La méthode géorgienne ne constitue donc pas une curiosité isolée. Elle appartient à une famille plus large de pratiques anciennes où la terre cuite jouait un rôle central dans l’élaboration du vin.
La particularité de la Géorgie tient au fait que cette tradition n’a jamais disparu.
Une clé essentielle pour comprendre les vins de Géorgie
La méthode qvevri offre ainsi une lecture essentielle du style des vins géorgiens. Elle explique leur structure, leur texture et leur comportement à table. Elle éclaire également la manière dont ces vins évoluent à l’air et au cours du repas.
Plus qu’une simple technique, le qvevri représente une vision du vin où la matière du raisin, la terre et le temps travaillent ensemble.
C’est cette continuité qui fait des vins géorgiens non seulement des vins de terroir, mais les héritiers d’une des plus anciennes traditions viticoles du monde.

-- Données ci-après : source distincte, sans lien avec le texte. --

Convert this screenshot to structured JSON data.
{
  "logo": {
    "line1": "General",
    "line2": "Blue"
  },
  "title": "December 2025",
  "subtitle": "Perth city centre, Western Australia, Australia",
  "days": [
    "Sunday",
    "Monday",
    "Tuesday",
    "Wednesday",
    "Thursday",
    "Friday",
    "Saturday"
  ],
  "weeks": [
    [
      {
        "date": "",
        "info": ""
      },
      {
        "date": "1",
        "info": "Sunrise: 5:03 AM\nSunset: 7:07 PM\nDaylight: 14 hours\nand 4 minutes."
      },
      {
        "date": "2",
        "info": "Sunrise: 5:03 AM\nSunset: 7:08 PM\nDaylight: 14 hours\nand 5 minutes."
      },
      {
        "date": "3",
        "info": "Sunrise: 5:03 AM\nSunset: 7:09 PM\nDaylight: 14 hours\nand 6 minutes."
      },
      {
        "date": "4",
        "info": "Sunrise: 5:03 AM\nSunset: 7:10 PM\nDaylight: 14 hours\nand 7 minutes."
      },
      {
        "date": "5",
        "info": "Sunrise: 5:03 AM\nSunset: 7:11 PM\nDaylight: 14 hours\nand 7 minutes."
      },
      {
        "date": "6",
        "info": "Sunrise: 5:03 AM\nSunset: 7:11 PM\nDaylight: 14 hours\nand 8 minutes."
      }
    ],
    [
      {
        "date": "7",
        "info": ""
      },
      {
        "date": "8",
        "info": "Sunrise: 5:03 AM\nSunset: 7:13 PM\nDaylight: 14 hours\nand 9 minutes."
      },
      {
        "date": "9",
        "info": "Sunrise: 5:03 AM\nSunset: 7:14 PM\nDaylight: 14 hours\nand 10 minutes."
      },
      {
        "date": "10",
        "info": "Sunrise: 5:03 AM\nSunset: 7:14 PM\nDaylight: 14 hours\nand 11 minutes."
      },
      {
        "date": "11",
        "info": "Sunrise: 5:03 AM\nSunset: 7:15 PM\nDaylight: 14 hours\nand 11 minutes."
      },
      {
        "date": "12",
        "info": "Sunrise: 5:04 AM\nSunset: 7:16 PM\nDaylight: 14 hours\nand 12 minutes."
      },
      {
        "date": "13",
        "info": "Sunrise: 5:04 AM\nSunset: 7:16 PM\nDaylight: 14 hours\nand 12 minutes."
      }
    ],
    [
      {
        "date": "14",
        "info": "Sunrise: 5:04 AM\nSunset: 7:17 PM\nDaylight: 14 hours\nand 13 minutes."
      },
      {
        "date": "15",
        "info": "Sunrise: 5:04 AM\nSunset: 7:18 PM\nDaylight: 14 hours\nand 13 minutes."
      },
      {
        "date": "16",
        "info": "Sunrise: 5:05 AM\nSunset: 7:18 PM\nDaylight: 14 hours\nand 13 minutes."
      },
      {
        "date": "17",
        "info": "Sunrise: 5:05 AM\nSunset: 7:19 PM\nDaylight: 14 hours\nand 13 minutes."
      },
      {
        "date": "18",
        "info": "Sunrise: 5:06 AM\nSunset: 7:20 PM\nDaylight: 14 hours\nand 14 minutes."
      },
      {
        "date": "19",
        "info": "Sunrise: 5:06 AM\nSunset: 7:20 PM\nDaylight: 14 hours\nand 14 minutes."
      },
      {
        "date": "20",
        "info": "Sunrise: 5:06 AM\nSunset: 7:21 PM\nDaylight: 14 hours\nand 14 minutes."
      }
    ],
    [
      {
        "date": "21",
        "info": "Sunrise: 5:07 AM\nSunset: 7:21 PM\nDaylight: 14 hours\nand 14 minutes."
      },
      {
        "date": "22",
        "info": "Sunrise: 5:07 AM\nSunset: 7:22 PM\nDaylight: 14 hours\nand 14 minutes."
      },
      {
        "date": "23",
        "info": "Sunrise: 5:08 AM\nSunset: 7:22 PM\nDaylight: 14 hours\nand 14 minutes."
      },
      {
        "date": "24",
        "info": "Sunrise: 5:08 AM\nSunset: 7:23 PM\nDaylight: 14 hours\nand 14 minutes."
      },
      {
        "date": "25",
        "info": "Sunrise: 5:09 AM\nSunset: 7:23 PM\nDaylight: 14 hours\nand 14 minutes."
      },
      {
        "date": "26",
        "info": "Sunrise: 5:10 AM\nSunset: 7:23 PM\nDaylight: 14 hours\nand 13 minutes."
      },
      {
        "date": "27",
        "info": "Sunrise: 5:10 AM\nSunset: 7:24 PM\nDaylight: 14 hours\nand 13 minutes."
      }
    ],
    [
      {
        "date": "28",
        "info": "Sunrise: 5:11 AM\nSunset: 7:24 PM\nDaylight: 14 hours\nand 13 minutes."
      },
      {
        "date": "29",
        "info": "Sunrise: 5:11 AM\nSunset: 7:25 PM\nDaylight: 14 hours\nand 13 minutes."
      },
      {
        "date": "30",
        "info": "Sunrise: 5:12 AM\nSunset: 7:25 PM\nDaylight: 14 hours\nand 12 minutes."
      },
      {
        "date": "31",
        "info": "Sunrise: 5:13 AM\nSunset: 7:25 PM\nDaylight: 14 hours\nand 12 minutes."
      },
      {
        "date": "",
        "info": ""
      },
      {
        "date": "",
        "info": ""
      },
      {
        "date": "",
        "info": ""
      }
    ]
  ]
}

Dans le prochain article, nous nous pencherons sur la géographie viticole de la Géorgie : ses principales régions, leurs climats et les cépages qui y prennent naissance.
Cyril Brun, sommelier
Légende de notre illustration

Dans les caves traditionnelles géorgiennes appelées marani, les qvevri — grandes amphores en terre cuite enterrées dans le sol — servent à la fermentation et à l’élevage du vin. Cette méthode, utilisée depuis plusieurs millénaires, reste aujourd’hui l’une des signatures les plus emblématiques de la viticulture géorgienne.